The main innovation of ROBOCOOP lies in the co-creation of cooperative business models for implementing circular bioeconomy chains in European regional hubs, emphasizing the primary sector. This innovation addresses the urgent need for new business models in the circular bioeconomy that effectively combine environmental and economic benefits. Unlike current practices that focus on specific aspects of value chains, ROBOCOOP aims to cover various value chains comprehensively, considering technological, social, and financial contexts tailored to regional needs and capabilities. This approach includes the valorization of waste streams from three agricultural sectors—grapes, olives, and stone fruits—to develop replicable models for widespread implementation.
Key Backing Innovations
**Integrated Biomass Characterization and Pretreatment:**
ROBOCOOP introduces a novel candidate screening approach to identify high-value compounds from biomass feedstock. This includes enhanced methods for biomass stabilization and pretreatment, addressing instability and degradation issues through innovative handling and storage measures.
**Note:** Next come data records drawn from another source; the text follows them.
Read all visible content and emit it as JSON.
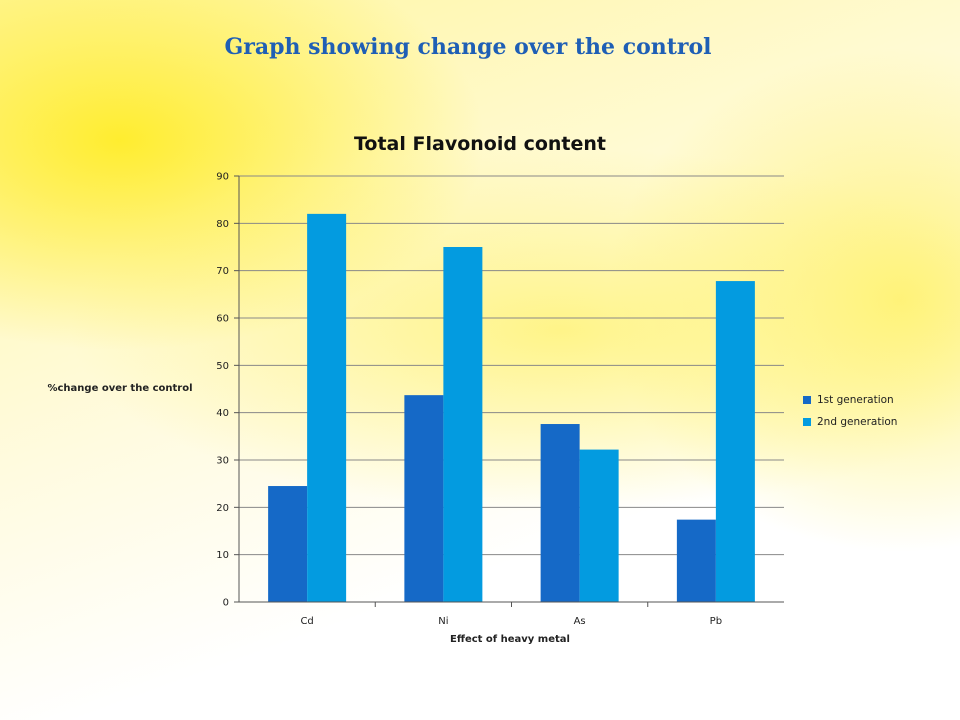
{
  "slide": {
    "title": "Graph showing change over the control"
  },
  "colors": {
    "series1": "#1569c7",
    "series2": "#039be0",
    "title": "#1f5fb5",
    "gridline": "#888888"
  },
  "chart_data": {
    "type": "bar",
    "title": "Total Flavonoid content",
    "xlabel": "Effect of heavy metal",
    "ylabel": "%change over the control",
    "categories": [
      "Cd",
      "Ni",
      "As",
      "Pb"
    ],
    "series": [
      {
        "name": "1st generation",
        "values": [
          24.5,
          43.7,
          37.6,
          17.4
        ]
      },
      {
        "name": "2nd generation",
        "values": [
          82,
          75,
          32.2,
          67.8
        ]
      }
    ],
    "ylim": [
      0,
      90
    ],
    "yticks": [
      0,
      10,
      20,
      30,
      40,
      50,
      60,
      70,
      80,
      90
    ],
    "grid": true,
    "legend_position": "right"
  }
}
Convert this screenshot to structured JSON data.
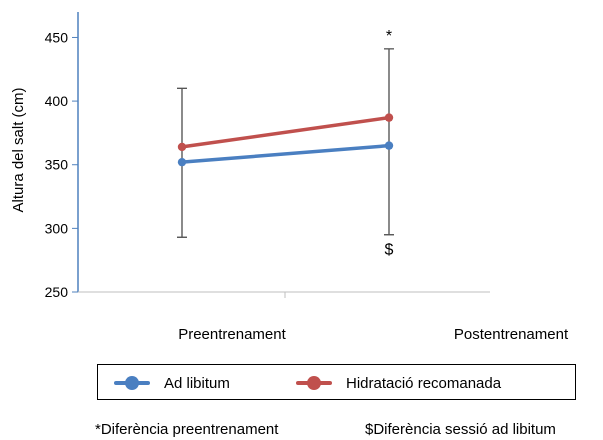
{
  "chart_data": {
    "type": "line",
    "categories": [
      "Preentrenament",
      "Postentrenament"
    ],
    "ylabel": "Altura del salt (cm)",
    "xlabel": "",
    "ylim": [
      250,
      470
    ],
    "yticks": [
      250,
      300,
      350,
      400,
      450
    ],
    "grid": false,
    "legend_position": "bottom",
    "series": [
      {
        "name": "Ad libitum",
        "color": "#4a7fc1",
        "values": [
          352,
          365
        ],
        "error_low": [
          293,
          295
        ],
        "error_high": [
          410,
          441
        ]
      },
      {
        "name": "Hidratació recomanada",
        "color": "#c0504d",
        "values": [
          364,
          387
        ],
        "error_low": [
          293,
          295
        ],
        "error_high": [
          410,
          441
        ]
      }
    ],
    "annotations": [
      {
        "text": "*",
        "category": 1,
        "y": 452
      },
      {
        "text": "$",
        "category": 1,
        "y": 284
      }
    ],
    "footnotes": [
      "*Diferència preentrenament",
      "$Diferència sessió ad libitum"
    ]
  }
}
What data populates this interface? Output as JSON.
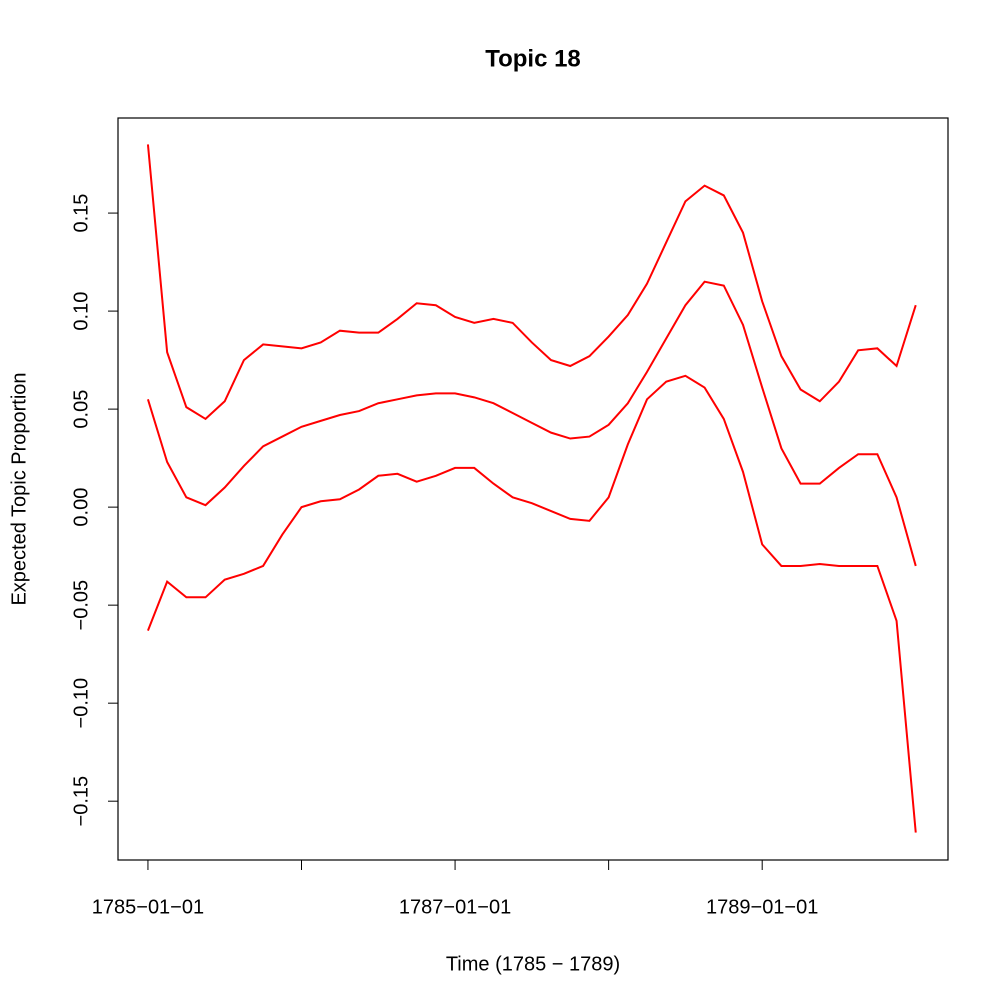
{
  "chart_data": {
    "type": "line",
    "title": "Topic 18",
    "xlabel": "Time (1785 − 1789)",
    "ylabel": "Expected Topic Proportion",
    "x": [
      1785,
      1785.125,
      1785.25,
      1785.375,
      1785.5,
      1785.625,
      1785.75,
      1785.875,
      1786,
      1786.125,
      1786.25,
      1786.375,
      1786.5,
      1786.625,
      1786.75,
      1786.875,
      1787,
      1787.125,
      1787.25,
      1787.375,
      1787.5,
      1787.625,
      1787.75,
      1787.875,
      1788,
      1788.125,
      1788.25,
      1788.375,
      1788.5,
      1788.625,
      1788.75,
      1788.875,
      1789,
      1789.125,
      1789.25,
      1789.375,
      1789.5,
      1789.625,
      1789.75,
      1789.875,
      1790
    ],
    "series": [
      {
        "color": "#ff0000",
        "values": [
          0.185,
          0.079,
          0.051,
          0.045,
          0.054,
          0.075,
          0.083,
          0.082,
          0.081,
          0.084,
          0.09,
          0.089,
          0.089,
          0.096,
          0.104,
          0.103,
          0.097,
          0.094,
          0.096,
          0.094,
          0.084,
          0.075,
          0.072,
          0.077,
          0.087,
          0.098,
          0.114,
          0.135,
          0.156,
          0.164,
          0.159,
          0.14,
          0.105,
          0.077,
          0.06,
          0.054,
          0.064,
          0.08,
          0.081,
          0.072,
          0.103
        ]
      },
      {
        "color": "#ff0000",
        "values": [
          0.055,
          0.023,
          0.005,
          0.001,
          0.01,
          0.021,
          0.031,
          0.036,
          0.041,
          0.044,
          0.047,
          0.049,
          0.053,
          0.055,
          0.057,
          0.058,
          0.058,
          0.056,
          0.053,
          0.048,
          0.043,
          0.038,
          0.035,
          0.036,
          0.042,
          0.053,
          0.069,
          0.086,
          0.103,
          0.115,
          0.113,
          0.093,
          0.061,
          0.03,
          0.012,
          0.012,
          0.02,
          0.027,
          0.027,
          0.005,
          -0.03
        ]
      },
      {
        "color": "#ff0000",
        "values": [
          -0.063,
          -0.038,
          -0.046,
          -0.046,
          -0.037,
          -0.034,
          -0.03,
          -0.014,
          0.0,
          0.003,
          0.004,
          0.009,
          0.016,
          0.017,
          0.013,
          0.016,
          0.02,
          0.02,
          0.012,
          0.005,
          0.002,
          -0.002,
          -0.006,
          -0.007,
          0.005,
          0.032,
          0.055,
          0.064,
          0.067,
          0.061,
          0.045,
          0.018,
          -0.019,
          -0.03,
          -0.03,
          -0.029,
          -0.03,
          -0.03,
          -0.03,
          -0.058,
          -0.166
        ]
      }
    ],
    "xlim": [
      1784.805,
      1790.21
    ],
    "xticks": [
      {
        "value": 1785,
        "label": "1785−01−01"
      },
      {
        "value": 1786,
        "label": null
      },
      {
        "value": 1787,
        "label": "1787−01−01"
      },
      {
        "value": 1788,
        "label": null
      },
      {
        "value": 1789,
        "label": "1789−01−01"
      }
    ],
    "ylim": [
      -0.18,
      0.1985
    ],
    "yticks": [
      {
        "value": -0.15,
        "label": "−0.15"
      },
      {
        "value": -0.1,
        "label": "−0.10"
      },
      {
        "value": -0.05,
        "label": "−0.05"
      },
      {
        "value": 0,
        "label": "0.00"
      },
      0.05,
      {
        "value": 0.1,
        "label": "0.10"
      },
      0.15
    ],
    "grid": false
  }
}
**Advanced Extraction Technologies:**
ROBOCOOP will demonstrate the use of tailored enzymes and a novel combination of supercritical fluid extraction assisted by ultrasounds for extracting multiple bioactive molecules. This will include optimizing cascade extractions for various feedstocks.
**Novel Purification Methods:**
ROBOCOOP will employ innovative systems combining conventional preparative columns with ionic liquid reagents, and use techniques like centrifugal partition chromatography (CPC) and molecular distillation for better isolation and purification of biomolecules.
**Secondary Stream Valorization:**
ROBOCOOP aims for cascading fractionation to maximize biomass use, exploring economically favorable applications and integrating processes to retrieve high-value compounds from secondary streams.
**Formulation and Validation of End-Products:**
ROBOCOOP will test novel ingredients from organic and green sources for stabilization. This includes incorporating functional molecules from secondary streams into formulations for improved functionalities and evaluating bioactive ingredients for cosmetic and nutraceutical applications.
**Sustainability and Lifecycle Sustainability Assessment (LCSA):**
ROBOCOOP will deploy a model-based optimization approach that includes strategic and operational levels, integrating social aspects with regional data to create jobs and regional wealth. This will involve non-linear business models for a circular economy and detailed models for selected business practices.